Ona göre, söylenen ya da öğretilen şey yüzde yüz doğru bile olsa çocuklar;
kazandıkları bu eleştirme ve sorgulama alışkanlıkları sayesinde kabul ettikleri şeyi
niçin benimsediklerini bileceklerdir.
2- “Vakıf çocuklarımın dünyaya, insanlara, olaylara eleştirel gözle bakmalarını istiyorum. Vakıf çocuklarımla haftanın bir, kimileyin de iki günü toplanır, konuşuruz. Toplantılarımızda onlara sık sık yineleyerek söylediğim şudur: ‘Benim söylediklerimi, büyük diye tanıdığınız başkalarının sözlerini de ille benimsemek zorunda değilsiniz. Sözlerimin yanlış bulduğunuz, herhangi nedenle benimseyemediğiniz yerleri varsa ya da tümüne karşıysanız açıkça söyleyin, tartışalım. Salt benim değil hiç kimsenin sözünü olduğu gibi benimsemek zorunda değilsiniz. Kim olursa olsun, ne kerte büyük sayılırsa sayılsın, herkesin sözünü, davranışını, tutumunu, yazısını, gerekli bulduğunuzda eleştirmelisiniz. Salt insanları değil, gelenekleri, tabuları, yasaları, görenekleri, verilmiş yargıları, her şeyi eleştirmelisiniz.

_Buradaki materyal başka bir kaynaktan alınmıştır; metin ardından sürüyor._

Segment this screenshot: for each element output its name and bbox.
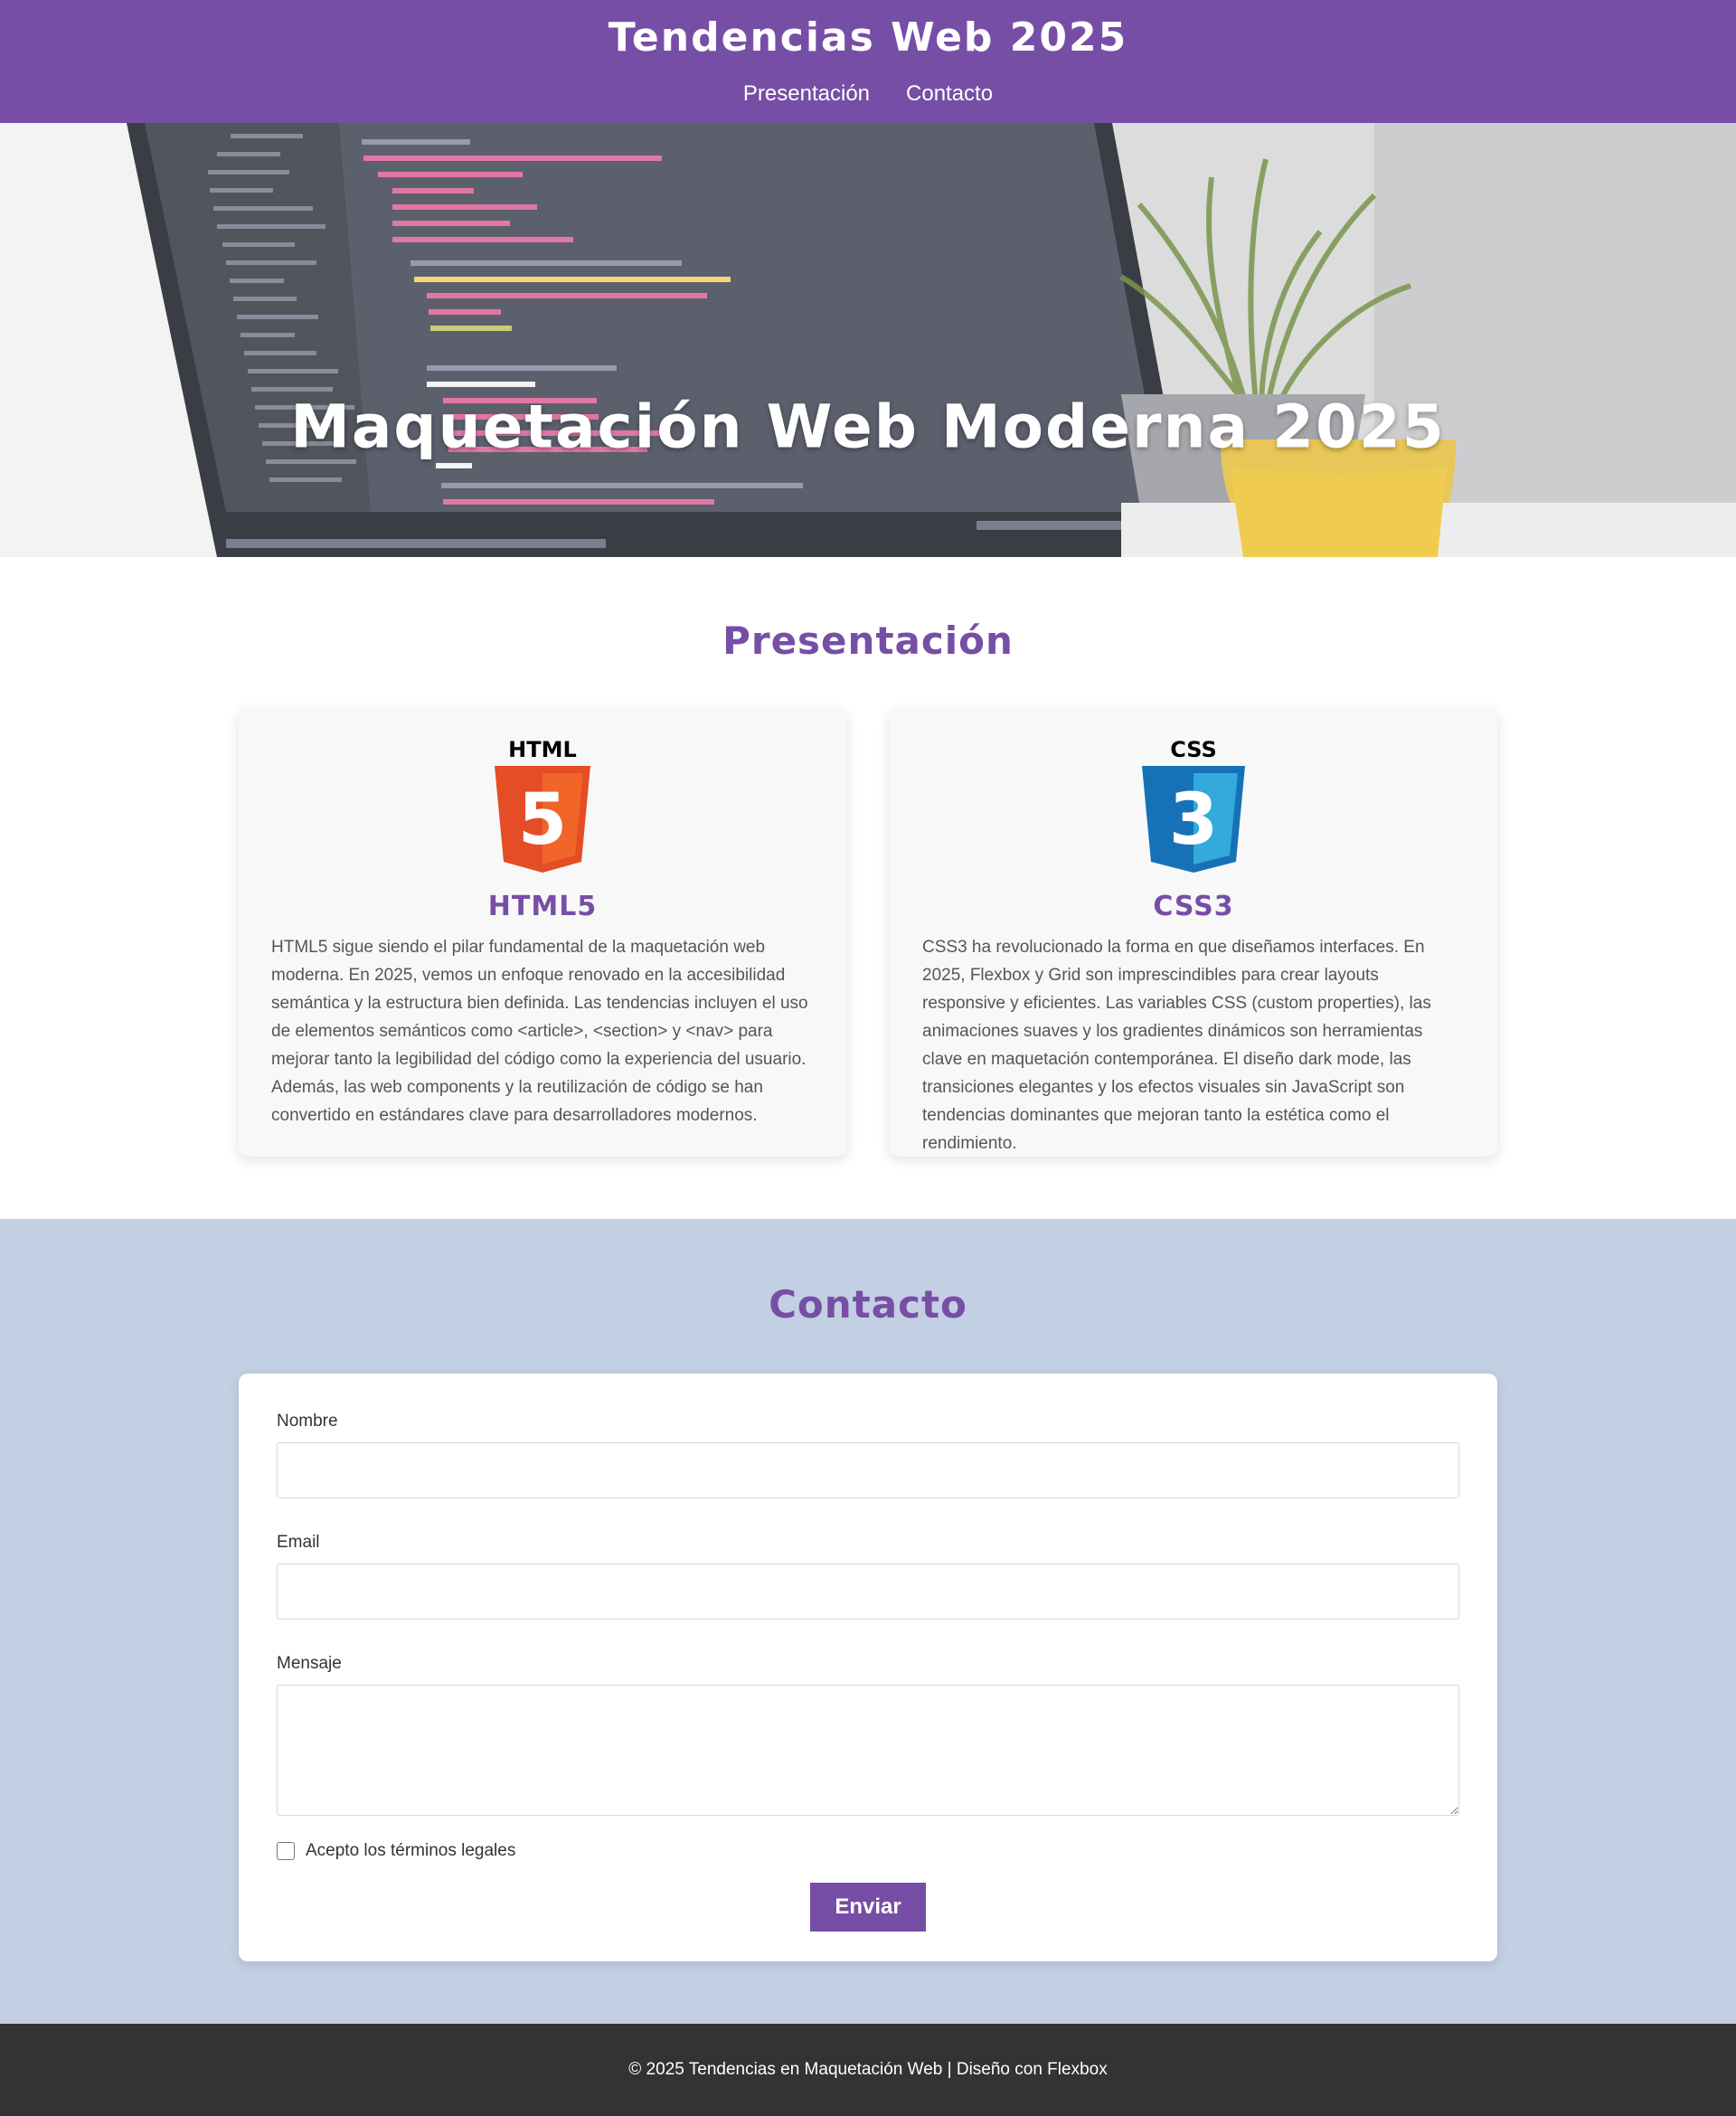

Eleştirmek, her zaman haklı olduğunuz anlamına gelmez. Ama bir şeyi, eleştirdikten sonra benimserseniz, neyi, niçin kabul etmiş olduğunuzu bilirsiniz. Eleştirinin amacı eleştiri değil, doğruyu bulmaktır. Eleştiri olsun diye eleştirmek, yani her zaman, her yerde, her ne olursa olsun ille de eleştirmek alışkanlığı, bilgiçlik taslama biçimine gelebilir. Bunu önlemek için de, özeleştiri ve öz denetim gereklidir.’ Vakıf çocuklarıma, eleştirmeden benimsedikleri bir şeyin (düşüncenin, yargının vb.) gerçek sahibi olamayacaklarını anlatmaya çalışıyorum.” (Nesin 1998: 77).
25
Yazar, çocukların cezalandırılmasından yana değildir. Çocuğu
cezalandırmak yerine yaptığı davranışın kötülüğünü, kendisinde yaratacağı olumsuz
etkiyi mantıklı bir şekilde açıklamanın daha uygun olduğunu düşünür. Ona göre
çocuğun yanlış davranışı çocuğu eğitenden kaynaklanır. Suç işlemesinin nedeni
önceden iyi eğitilmemiş olmasıdır.
Aziz Nesin çocuğun cezalandırılmasından yana olmadığı gibi, pek çok
eğitim bilimcinin aksine maddi ödüle de karşıdır. Bunun gerekçesi olarak da
çocuklar arasında kıskançlık ve sevgisizlik yarattığını öne sürer. Ayrıca ödülün
özendiriciliği yüzünden çocukların sırf ödül kazanmak için yarışmalarını, her
başarıdan sonra ödül beklemelerini de kötü bir davranış olarak değerlendirmektedir.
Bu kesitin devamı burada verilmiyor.